Um dos segredos para a longevidade do SCD-1 é uma criação da equipe do engenheiro: uma bobina magnética, que mantém seu eixo de rotação na orientação correta. Desenvolvida pelo Inpe, é um carretel de alumínio de um metro de diâmetro, com um fio de cobre esmaltado bem fininho, que precisava dar 320 voltas. E foi a Pirelli que forneceu esse fio, originalmente usado para fazer bobinas de tubos de televisão. "Eles nem cobraram, fizeram uma tiragem especial para gente, com o padrão de qualidade necessário", lembra.

SCD-1 últimos preparativos no LIT - Inpe - Inpe
SCD-1 últimos preparativos no LIT
Imagem: Inpe

Pioneiro do sonho espacial brasileiro

Primeiro da Missão Espacial Completa Brasileira (MECB), elaborada pelo governo em 1979, o SCD-1 seria a concretização do plano de fabricar nacionalmente todas as etapas de um lançamento: o satélite, o foguete, a estrutura no solo e a operação em órbita.

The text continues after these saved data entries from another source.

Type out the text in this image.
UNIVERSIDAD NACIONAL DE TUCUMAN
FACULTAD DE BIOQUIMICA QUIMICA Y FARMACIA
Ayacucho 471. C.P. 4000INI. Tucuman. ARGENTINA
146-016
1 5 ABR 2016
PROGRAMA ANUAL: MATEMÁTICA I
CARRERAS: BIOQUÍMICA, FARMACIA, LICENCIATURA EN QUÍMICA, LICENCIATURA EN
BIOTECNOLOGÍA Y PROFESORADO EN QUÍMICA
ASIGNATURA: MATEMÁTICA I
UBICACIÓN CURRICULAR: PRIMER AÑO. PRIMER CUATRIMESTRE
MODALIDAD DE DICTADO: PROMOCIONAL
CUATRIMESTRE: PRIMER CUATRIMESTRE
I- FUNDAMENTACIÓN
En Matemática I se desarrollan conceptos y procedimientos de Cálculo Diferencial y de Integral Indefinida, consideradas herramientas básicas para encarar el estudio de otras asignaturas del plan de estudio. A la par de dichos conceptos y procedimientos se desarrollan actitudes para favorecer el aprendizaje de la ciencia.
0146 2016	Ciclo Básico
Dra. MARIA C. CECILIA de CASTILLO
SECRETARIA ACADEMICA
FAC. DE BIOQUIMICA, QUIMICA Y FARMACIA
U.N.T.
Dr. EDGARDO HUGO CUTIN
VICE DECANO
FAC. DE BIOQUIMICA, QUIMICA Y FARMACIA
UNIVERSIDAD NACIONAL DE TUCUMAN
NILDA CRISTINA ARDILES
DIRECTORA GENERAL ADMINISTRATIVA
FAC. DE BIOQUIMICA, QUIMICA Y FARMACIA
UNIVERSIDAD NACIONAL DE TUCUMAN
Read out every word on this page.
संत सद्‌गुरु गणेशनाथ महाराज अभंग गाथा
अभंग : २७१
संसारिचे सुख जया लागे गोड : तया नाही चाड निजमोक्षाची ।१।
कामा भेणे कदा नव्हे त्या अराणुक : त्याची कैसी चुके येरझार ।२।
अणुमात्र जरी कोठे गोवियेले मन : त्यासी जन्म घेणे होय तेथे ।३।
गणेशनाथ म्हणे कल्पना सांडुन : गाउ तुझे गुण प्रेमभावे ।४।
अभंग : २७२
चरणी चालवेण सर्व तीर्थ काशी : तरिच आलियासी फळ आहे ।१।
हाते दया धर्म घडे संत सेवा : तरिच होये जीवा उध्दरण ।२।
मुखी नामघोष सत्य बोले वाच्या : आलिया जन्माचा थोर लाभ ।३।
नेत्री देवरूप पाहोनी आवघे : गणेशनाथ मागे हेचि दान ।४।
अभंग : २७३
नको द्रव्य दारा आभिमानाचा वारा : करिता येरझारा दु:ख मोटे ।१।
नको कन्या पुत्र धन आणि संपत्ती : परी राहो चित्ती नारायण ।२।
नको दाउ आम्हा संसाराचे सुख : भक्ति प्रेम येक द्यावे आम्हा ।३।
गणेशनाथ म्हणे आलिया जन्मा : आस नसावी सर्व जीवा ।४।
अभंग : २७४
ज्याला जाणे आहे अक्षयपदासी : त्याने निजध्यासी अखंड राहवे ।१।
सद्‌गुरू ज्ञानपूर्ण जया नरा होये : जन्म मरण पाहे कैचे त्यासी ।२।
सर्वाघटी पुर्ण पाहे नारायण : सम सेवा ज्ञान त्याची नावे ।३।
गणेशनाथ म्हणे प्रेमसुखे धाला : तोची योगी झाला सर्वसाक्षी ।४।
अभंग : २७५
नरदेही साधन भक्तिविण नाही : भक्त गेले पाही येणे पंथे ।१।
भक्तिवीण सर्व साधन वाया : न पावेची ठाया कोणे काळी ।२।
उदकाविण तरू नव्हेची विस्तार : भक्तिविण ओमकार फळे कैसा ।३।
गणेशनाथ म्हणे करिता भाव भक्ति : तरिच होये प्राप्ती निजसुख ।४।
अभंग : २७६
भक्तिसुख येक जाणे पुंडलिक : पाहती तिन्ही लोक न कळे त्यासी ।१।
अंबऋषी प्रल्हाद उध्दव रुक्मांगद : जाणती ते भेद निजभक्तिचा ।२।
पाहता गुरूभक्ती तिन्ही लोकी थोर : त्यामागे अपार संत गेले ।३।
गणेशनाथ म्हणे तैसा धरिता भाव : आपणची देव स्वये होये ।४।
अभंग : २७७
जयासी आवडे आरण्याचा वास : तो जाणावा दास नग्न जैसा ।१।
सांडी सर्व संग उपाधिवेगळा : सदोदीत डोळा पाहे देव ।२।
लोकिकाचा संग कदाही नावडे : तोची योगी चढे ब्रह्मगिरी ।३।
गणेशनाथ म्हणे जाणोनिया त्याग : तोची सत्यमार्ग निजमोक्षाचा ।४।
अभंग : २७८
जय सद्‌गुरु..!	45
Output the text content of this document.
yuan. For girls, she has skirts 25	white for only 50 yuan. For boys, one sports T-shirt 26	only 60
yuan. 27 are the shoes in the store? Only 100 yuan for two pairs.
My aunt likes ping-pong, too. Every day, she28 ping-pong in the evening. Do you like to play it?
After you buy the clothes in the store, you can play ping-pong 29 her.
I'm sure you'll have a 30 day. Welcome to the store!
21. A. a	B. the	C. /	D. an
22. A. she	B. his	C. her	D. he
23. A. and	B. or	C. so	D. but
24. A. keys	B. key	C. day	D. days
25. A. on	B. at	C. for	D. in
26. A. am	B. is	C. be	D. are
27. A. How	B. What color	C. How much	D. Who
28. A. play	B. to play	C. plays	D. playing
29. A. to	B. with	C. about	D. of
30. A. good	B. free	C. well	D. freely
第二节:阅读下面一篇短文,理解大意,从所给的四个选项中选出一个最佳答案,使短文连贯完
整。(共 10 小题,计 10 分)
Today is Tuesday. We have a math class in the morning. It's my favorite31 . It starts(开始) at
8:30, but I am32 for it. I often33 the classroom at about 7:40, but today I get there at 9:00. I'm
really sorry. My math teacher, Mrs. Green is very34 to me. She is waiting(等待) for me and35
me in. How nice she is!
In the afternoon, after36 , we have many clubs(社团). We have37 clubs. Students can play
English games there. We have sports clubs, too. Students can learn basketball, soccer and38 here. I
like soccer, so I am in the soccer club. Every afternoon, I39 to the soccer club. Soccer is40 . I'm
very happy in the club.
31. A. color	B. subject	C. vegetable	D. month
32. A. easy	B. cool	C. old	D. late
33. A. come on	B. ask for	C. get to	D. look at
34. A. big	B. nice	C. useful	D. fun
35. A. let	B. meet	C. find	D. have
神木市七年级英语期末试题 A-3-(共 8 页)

"Como satélites de alta complexidade seriam um passo muito grande, começamos com um mais simples. Na década de 80, recém-formado, fiquei muito contente por trabalhar com o que gostava. Fiz minha tese de mestrado sobre satélites. Sou um dos últimos remanescentes daquela época", lembra Varotto, contratado especialmente para a missão.

O Inpe ficou a cargo de desenvolver os satélites. Em parceria com a indústria nacional, o instituto produziu as placas de circuito impresso, as células solares, as bobinas e tudo mais que foi necessário para montar o satélite. "Pareciam verdadeiras salas de cirurgia, contaminação zero", lembra Varotto.

Para isso, investiu nas modernas instalações do LIT (Laboratório de Integração e Testes), em São José dos Campos, até hoje referência em tecnologia espacial no hemisfério Sul.

SCD-1 acoplado ao foguete - OSC - OSC
SCD-1 sendo acoplado ao foguete
Imagem: OSC

Uma nova esperança

O plano era que o lançamento do SCD-1 acontecesse da base de Alcântara, no Maranhão. Mas o foguete brasileiro VLS-1 (Veículo Lançador de Satélites) atrasou — só foi decolar em 1997, quando explodiu junto do SCD-2A.

Por isso, o SCD-1 foi lançado do Kennedy Space Center, da Nasa, na Flórida, com o foguete Pegasus, da Orbital Sciences Corporation.

Ele usou um curioso sistema para sair do chão: acoplado embaixo da asa de um avião militar B-52. A ogiva (bico do foguete) recebeu o nome de Brigadeiro Montenegro, em homenagem ao oficial cearense que criou o ITA (Instituto Tecnológico de Aeronáutica).

SCD-1 na ogiva Brigadeiro Montenegro do foguete Pegasus - OSC - OSC
SCD-1 na ogiva Brigadeiro Montenegro do foguete Pegasus
Imagem: OSC

"A missão MECB acabou sendo parcialmente completa, porque o foguete até hoje não temos. Mas do ponto de vista das aplicações foi um grande sucesso, os satélites funcionaram excepcionalmente bem e com uma vida muito longa", acredita Varotto.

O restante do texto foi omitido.